Web Exclusive - November/December 2017

Man vs. Machine

To Ensure Good Customer Relationships, Don't Forget the Human Touch

By Deborah L. Vence

Companies that only depend on marketing technologies to strengthen their customer relationships risk losing big.

This, according to research from Bain & Company, a global management consulting firm based in Boston, which indicated that the rush to invest in new technologies—designed to boost the return on investment (ROI) of a single purchase or channel—often misses the basic and more important goal of identifying target customers, what they're worth to the firm and how they behave.

A survey of about 500 companies by Bain & Company was detailed in a new brief, "Customer Lifetime Value: A Better Compass to Guide Your Marketing Automation," which found that marketing leaders exhibit a few characteristics that set them apart from the bottom 25 percent of companies.
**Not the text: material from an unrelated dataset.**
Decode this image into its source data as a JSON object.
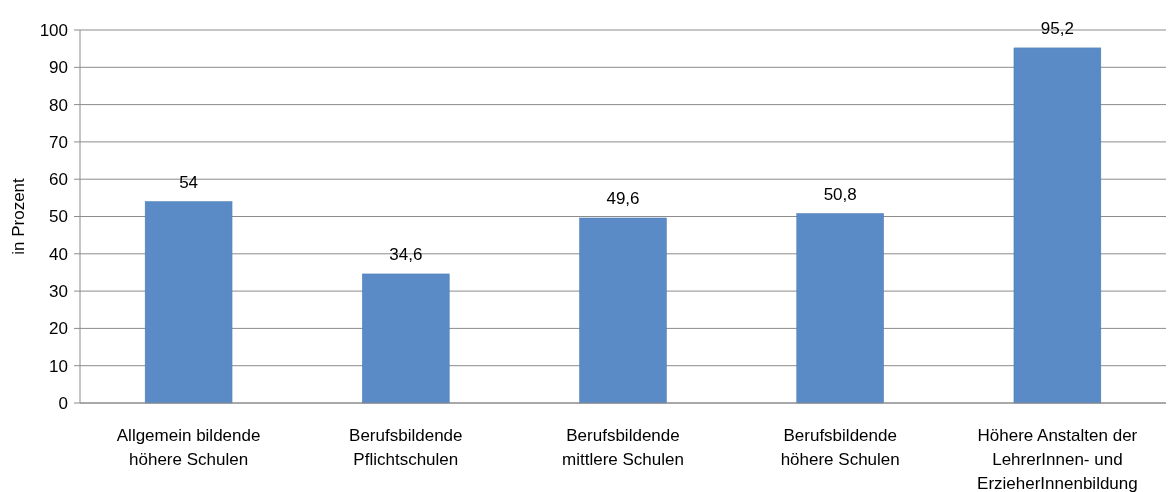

For instance, the leaders are:

  • 3.5 times more likely to embed employees in marketing who specifically focus on understanding the customer's journey.
  • 1.9 times more likely to align their strategy with customer needs rather than channel needs.
  • 1.9 times more likely to scrutinize customer lifetime value in addition to more traditional last-touch metrics such as ROI, customer acquisition cost and click-through rate.

Laura Beaudin, who leads Bain's Marketing Excellence work, stated, "Marketers know there is tremendous financial benefit in creating more promoters among their customer base. These are people who spend more with the company, stay longer and generate more referrals. But the care and feeding of these valuable customer relationships still requires a human touch."

Marketing leaders go beyond acknowledging that customer lifetime value matters; they focus their spending and staff resources accordingly. They adhere to three key steps:

  • Build smart, targeted segmentation based on a customer's overall value. Gaining a thorough understanding of the variations among customers enables marketers to gauge how much to invest in each one. Bain's research found that even minimum viable data, such as demographics, frequency of purchase and average purchase size, is sufficient to reach customers effectively. Applying a lifetime value lens also helps to identify the individual customers who merit the highest and lowest levels of investment.
  • Use technology to develop a deeper understanding of customers' priorities and how best to address them. After a company has built a smart segmentation scheme, the next task is to determine how best to connect with target customers at a personal level. Marketers have to understand an individual's needs and wants throughout the entire journey—from product awareness to research to purchase across hundreds of online and offline touchpoints and various channels. New technologies can help marketers fill out the picture of how people behave before they make a purchase.
  • Develop data-driven hypotheses about which technologies to use in order to acquire and retain customers. Once a company has identified which high-value customers to address, defined their lifetime value and drawn a profile of their priorities, the marketing leaders then can make informed hypotheses on which media levers to test first. Knowing people's shopping history, location, media preferences and some of their expressed views would be enough information, for example, to push marketing messages to certain websites on their cell phones during their morning train commute.

"As marketers adopt increasingly powerful artificial intelligence tools—whether for one-to-one or segment marketing—they will want to direct those tools and related ROI metrics to deepening customer relationships," said Brian Dennehy, expert vice president in Bain's Customer Strategy & Marketing Practice. "Marketers who utilize their machines and metrics as well as their minds to improve customer lifetime value create an even greater advantage—the ability to prioritize enduring customer relationships over immediate channel results or a single transaction value."

What's more, there is value in using rewards as part of maintaining customer loyalty, too. A February 2017 Bain & Company brief, "Turning Rewards Into Loyalty," stated that "Successful rewards programs reach a high return on investment by building loyalty through customers who stay longer, buy more, cost less to serve and recommend the company to others—all combining to increase the customer's lifetime value."